Hubo un incómodo silencio entre ambos. Caramon había advertido algo inquietante en su hermana; algo escalofriante. No era el ataque en sí mismo lo que lo había perturbado, sino el feroz y anhelante regocijo que asomó a sus ojos cuando lo atacó.

—Lo siento, chico —dijo la mujer al cabo—. No tenía intención de asustarte. —Le dio un cachete amistoso en la mejilla—. Pero no vuelvas a acercarte a hurtadillas a mí cuando duermo, ¿vale?

—Claro, Kit. —Caramon aún se sentía inquieto, pero estaba más que dispuesto a aceptar que el incidente había sido culpa suya—. Siento haberte despertado. Sólo quería ver cómo se encuentra Raistlin.

—Ha pasado la crisis —informó Kitiara con una sonrisa cansada pero triunfante—. Se pondrá bien. —Miró al enfermo con orgullo, del mismo modo que habría hecho con un enemigo derrotado—. La fiebre remitió anoche y no le ha vuelto a subir. Deberíamos marcharnos y dejar que duerma. —Empujó hacia la puerta al joven, que se mostraba reacio a salir del cuarto.

»Vamos, haz caso a tu hermana mayor. En compensación por el susto que me has dado podrías prepararme un buen desayuno.

— ¡Susto! — resopló, desdeñoso, Caramon—. No estabas asustada ni pizca.

—Un guerrero
siempre
lo está —lo corrigió Kit. Tomó asiento a la mesa y devoró con ansia una manzana que todavía estaba verde, una de las primeras frutas de temporada recogidas—. Lo que cuenta es en qué conviertes ese miedo.

— ¿Qué? —Caramon levantó la vista de la hogaza de pan que estaba cortando en rebanadas.

—El miedo puede apoderarse de ti, dejarte paralizado —explicó Kit mientras le daba otro mordisco a la manzana—. O puedes conseguir que trabaje en tu favor utilizándolo como otra arma más. El miedo es algo muy curioso. Puede conseguir aflojarte las rodillas o que te orines en los pantalones o que te pongas a sollozar como un bebé. Pero también puede hacerte correr más deprisa y asestar golpes mucho más fuertes.

— ¿Ah, sí? ¿De verdad? —Caramon pinchó una rebanada de pan en un tenedor y la sostuvo sobre la lumbre de la cocina.
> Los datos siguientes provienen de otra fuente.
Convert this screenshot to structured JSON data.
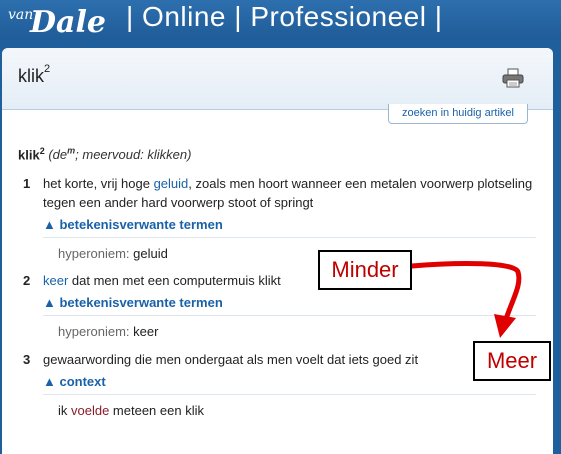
{
  "header": {
    "logo_text": "van Dale",
    "title": "| Online | Professioneel |"
  },
  "article": {
    "title": "klik",
    "title_sup": "2",
    "search_tab": "zoeken in huidig artikel",
    "headword": "klik",
    "headword_sup": "2",
    "gram_open": "(de",
    "gram_sup": "m",
    "gram_mid": "; meervoud: ",
    "gram_plural": "klikken",
    "gram_close": ")"
  },
  "senses": [
    {
      "num": "1",
      "pre": "het korte, vrij hoge ",
      "link": "geluid",
      "post": ", zoals men hoort wanneer een metalen voorwerp plotseling tegen een ander hard voorwerp stoot of springt",
      "section": "▲ betekenisverwante termen",
      "rel_label": "hyperoniem: ",
      "rel_value": "geluid"
    },
    {
      "num": "2",
      "link": "keer",
      "post": " dat men met een computermuis klikt",
      "section": "▲ betekenisverwante termen",
      "rel_label": "hyperoniem: ",
      "rel_value": "keer"
    },
    {
      "num": "3",
      "text": "gewaarwording die men ondergaat als men voelt dat iets goed zit",
      "section": "▲ context",
      "ex_pre": "ik ",
      "ex_link": "voelde",
      "ex_post": " meteen een klik"
    }
  ],
  "annotations": {
    "minder": "Minder",
    "meer": "Meer"
  },
  "colors": {
    "header_bg": "#1e5f9c",
    "link": "#1a62a8",
    "annotation": "#c00000"
  }
}
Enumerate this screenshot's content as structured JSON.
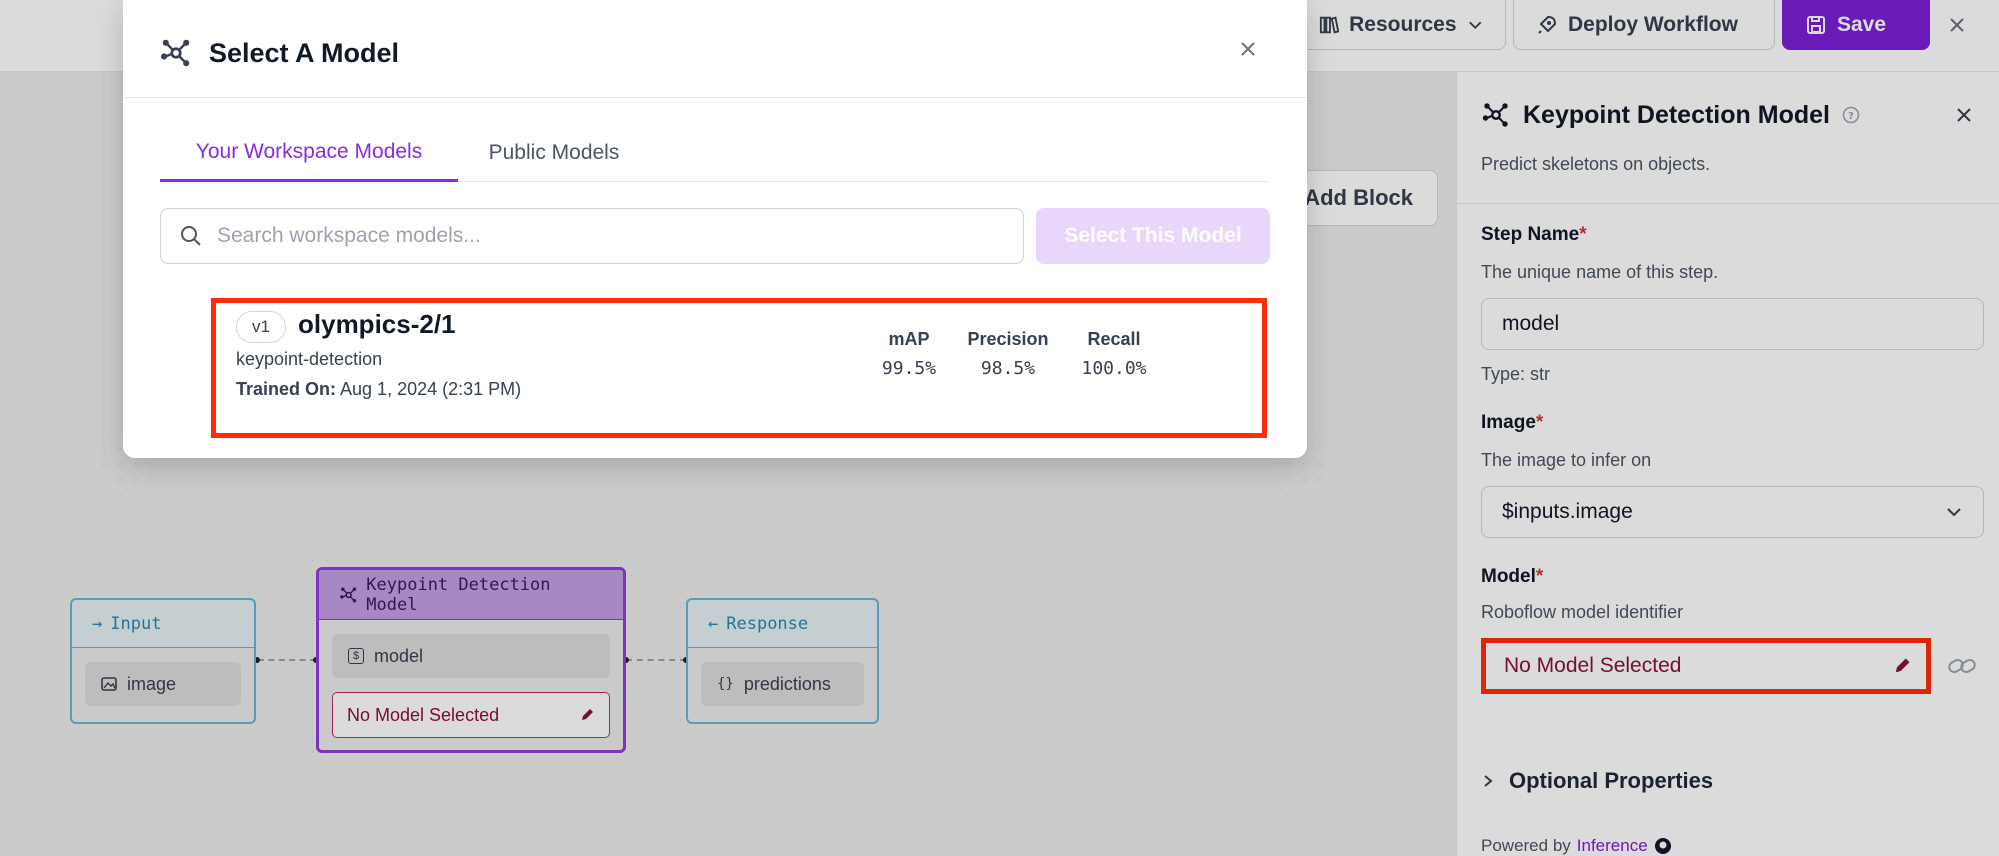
{
  "topbar": {
    "resources_label": "Resources",
    "deploy_label": "Deploy Workflow",
    "save_label": "Save"
  },
  "canvas": {
    "add_block_label": "Add Block",
    "nodes": {
      "input": {
        "title": "Input",
        "field": "image"
      },
      "keypoint": {
        "title": "Keypoint Detection Model",
        "field": "model",
        "model_status": "No Model Selected"
      },
      "response": {
        "title": "Response",
        "field": "predictions"
      }
    }
  },
  "panel": {
    "title": "Keypoint Detection Model",
    "subtitle": "Predict skeletons on objects.",
    "step_name": {
      "label": "Step Name",
      "required": "*",
      "description": "The unique name of this step.",
      "value": "model",
      "type_hint": "Type: str"
    },
    "image": {
      "label": "Image",
      "required": "*",
      "description": "The image to infer on",
      "value": "$inputs.image"
    },
    "model": {
      "label": "Model",
      "required": "*",
      "description": "Roboflow model identifier",
      "value": "No Model Selected"
    },
    "optional_label": "Optional Properties",
    "powered_by": "Powered by",
    "powered_link": "Inference"
  },
  "modal": {
    "title": "Select A Model",
    "tabs": [
      "Your Workspace Models",
      "Public Models"
    ],
    "active_tab": "Your Workspace Models",
    "search_placeholder": "Search workspace models...",
    "select_button": "Select This Model",
    "model": {
      "version": "v1",
      "name": "olympics-2/1",
      "type": "keypoint-detection",
      "trained_label": "Trained On:",
      "trained_value": "Aug 1, 2024 (2:31 PM)",
      "metrics": [
        {
          "label": "mAP",
          "value": "99.5%"
        },
        {
          "label": "Precision",
          "value": "98.5%"
        },
        {
          "label": "Recall",
          "value": "100.0%"
        }
      ]
    }
  },
  "colors": {
    "accent": "#7c1fd6",
    "highlight": "#ff2d0a",
    "error_text": "#8a1238",
    "node_blue": "#6ab5d4"
  }
}
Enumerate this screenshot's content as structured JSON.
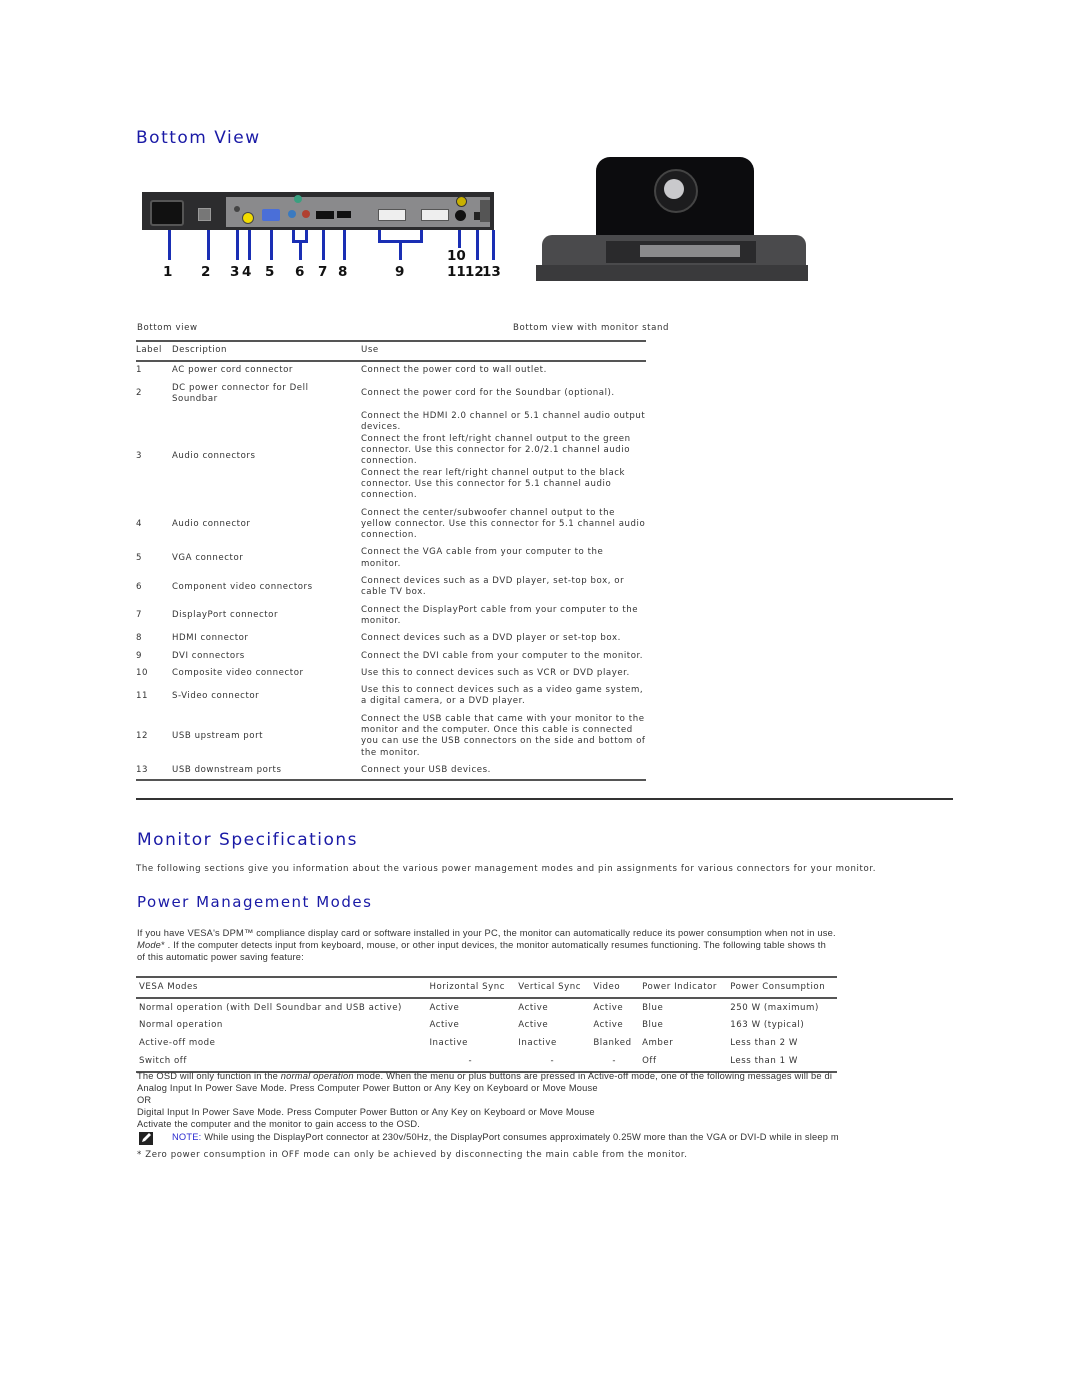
{
  "bottom_view": {
    "title": "Bottom View",
    "callouts": [
      "1",
      "2",
      "3",
      "4",
      "5",
      "6",
      "7",
      "8",
      "9",
      "10",
      "11",
      "12",
      "13"
    ],
    "caption_left": "Bottom view",
    "caption_right": "Bottom view with monitor stand",
    "table": {
      "headers": {
        "label": "Label",
        "description": "Description",
        "use": "Use"
      },
      "rows": [
        {
          "label": "1",
          "description": "AC power cord connector",
          "use": [
            "Connect the power cord to wall outlet."
          ]
        },
        {
          "label": "2",
          "description": "DC power connector for Dell Soundbar",
          "use": [
            "Connect the power cord for the Soundbar (optional)."
          ]
        },
        {
          "label": "3",
          "description": "Audio connectors",
          "use": [
            "Connect the HDMI 2.0 channel or 5.1 channel audio output devices.",
            "Connect the front left/right channel output to the green connector.  Use this connector for 2.0/2.1 channel audio connection.",
            "Connect the rear left/right channel output to the black connector. Use this connector for 5.1 channel audio connection."
          ]
        },
        {
          "label": "4",
          "description": "Audio connector",
          "use": [
            "Connect the center/subwoofer channel output to the yellow connector.  Use this connector for 5.1 channel audio connection."
          ]
        },
        {
          "label": "5",
          "description": "VGA connector",
          "use": [
            "Connect the VGA cable from your computer to the monitor."
          ]
        },
        {
          "label": "6",
          "description": "Component video connectors",
          "use": [
            "Connect devices such as a DVD player, set-top box, or cable TV box."
          ]
        },
        {
          "label": "7",
          "description": "DisplayPort connector",
          "use": [
            "Connect the DisplayPort cable from your computer to the monitor."
          ]
        },
        {
          "label": "8",
          "description": "HDMI connector",
          "use": [
            "Connect devices such as a DVD player or set-top box."
          ]
        },
        {
          "label": "9",
          "description": "DVI connectors",
          "use": [
            "Connect the DVI cable from your computer to the monitor."
          ]
        },
        {
          "label": "10",
          "description": "Composite video connector",
          "use": [
            "Use this to connect devices such as VCR or DVD player."
          ]
        },
        {
          "label": "11",
          "description": "S-Video connector",
          "use": [
            "Use this to connect devices such as a video game system, a digital camera, or a DVD player."
          ]
        },
        {
          "label": "12",
          "description": "USB upstream port",
          "use": [
            "Connect the USB cable that came with your monitor to the monitor and the computer. Once this cable is connected you can use the USB connectors on the side and bottom of the monitor."
          ]
        },
        {
          "label": "13",
          "description": "USB downstream ports",
          "use": [
            "Connect your USB devices."
          ]
        }
      ]
    }
  },
  "monitor_specs": {
    "title": "Monitor Specifications",
    "intro": "The following sections give you information about the various power management modes and pin assignments for various connectors for your monitor."
  },
  "power_management": {
    "title": "Power Management Modes",
    "para_line1": "If you have VESA's DPM™ compliance display card or software installed in your PC, the monitor can automatically reduce its power consumption when not in use.",
    "para_line2_italic": "Mode",
    "para_line2_rest": "* . If the computer detects input from keyboard, mouse, or other input devices, the monitor automatically resumes functioning. The following table shows th",
    "para_line3": "of this automatic power saving feature:",
    "table": {
      "headers": [
        "VESA Modes",
        "Horizontal Sync",
        "Vertical Sync",
        "Video",
        "Power Indicator",
        "Power Consumption"
      ],
      "rows": [
        [
          "Normal operation (with Dell Soundbar and USB active)",
          "Active",
          "Active",
          "Active",
          "Blue",
          "250 W (maximum)"
        ],
        [
          "Normal operation",
          "Active",
          "Active",
          "Active",
          "Blue",
          "163 W (typical)"
        ],
        [
          "Active-off mode",
          "Inactive",
          "Inactive",
          "Blanked",
          "Amber",
          "Less than 2 W"
        ],
        [
          "Switch off",
          "-",
          "-",
          "-",
          "Off",
          "Less than 1 W"
        ]
      ]
    },
    "osd_line_prefix": "The OSD will only function in the ",
    "osd_line_italic": "normal operation",
    "osd_line_suffix": " mode. When the menu or plus buttons are pressed in Active-off mode, one of the following messages will be di",
    "msg_analog": "Analog Input In Power Save Mode. Press Computer Power Button or Any Key on Keyboard or Move Mouse",
    "msg_or": "OR",
    "msg_digital": "Digital Input In Power Save Mode. Press Computer Power Button or Any Key on Keyboard or Move Mouse",
    "msg_activate": "Activate the computer and the monitor to gain access to the OSD.",
    "note_label": "NOTE:",
    "note_text": " While using the DisplayPort connector at 230v/50Hz, the DisplayPort consumes  approximately 0.25W more than the VGA or DVI-D while in sleep m",
    "footnote": "*  Zero power consumption in OFF mode can only be achieved by disconnecting the main cable from the monitor."
  },
  "colors": {
    "heading_blue": "#1a1aa6",
    "callout_blue": "#1a2fb4",
    "note_blue": "#2a2ad0"
  }
}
—Una vez tomé parte en un combate —empezó a contar Kit, que se recostó en la silla y puso los pies encima de otra que tenía al lado—. Un puñado de goblins saltó sobre nosotros. Uno de mis compañeros, un tipo al que apodábamos Bart Nariz Azul porque tenía las napias de un raro tono azulado, estaba luchando con un goblin y su espada se partió por la mitad. El goblin aulló de júbilo, imaginando que mi compañero podía darse por muerto. Bart estaba furioso, tenía que hacerse con un arma como fuera. El goblin lo atacaba por cualquier dirección, y Bart brincaba de aquí para allí como un demonio del Abismo para esquivar los golpes. A Bart se le metió en la mollera que necesitaba un garrote, de modo que agarró lo primero que le vino a la mano y que era nada menos que un árbol. No una rama, sino un condenado árbol. Arrancó de cuajo aquel árbol (se oía cómo las raíces salían o se partían) y le atizó al goblin en la cabeza con él, que cayó muerto en el acto.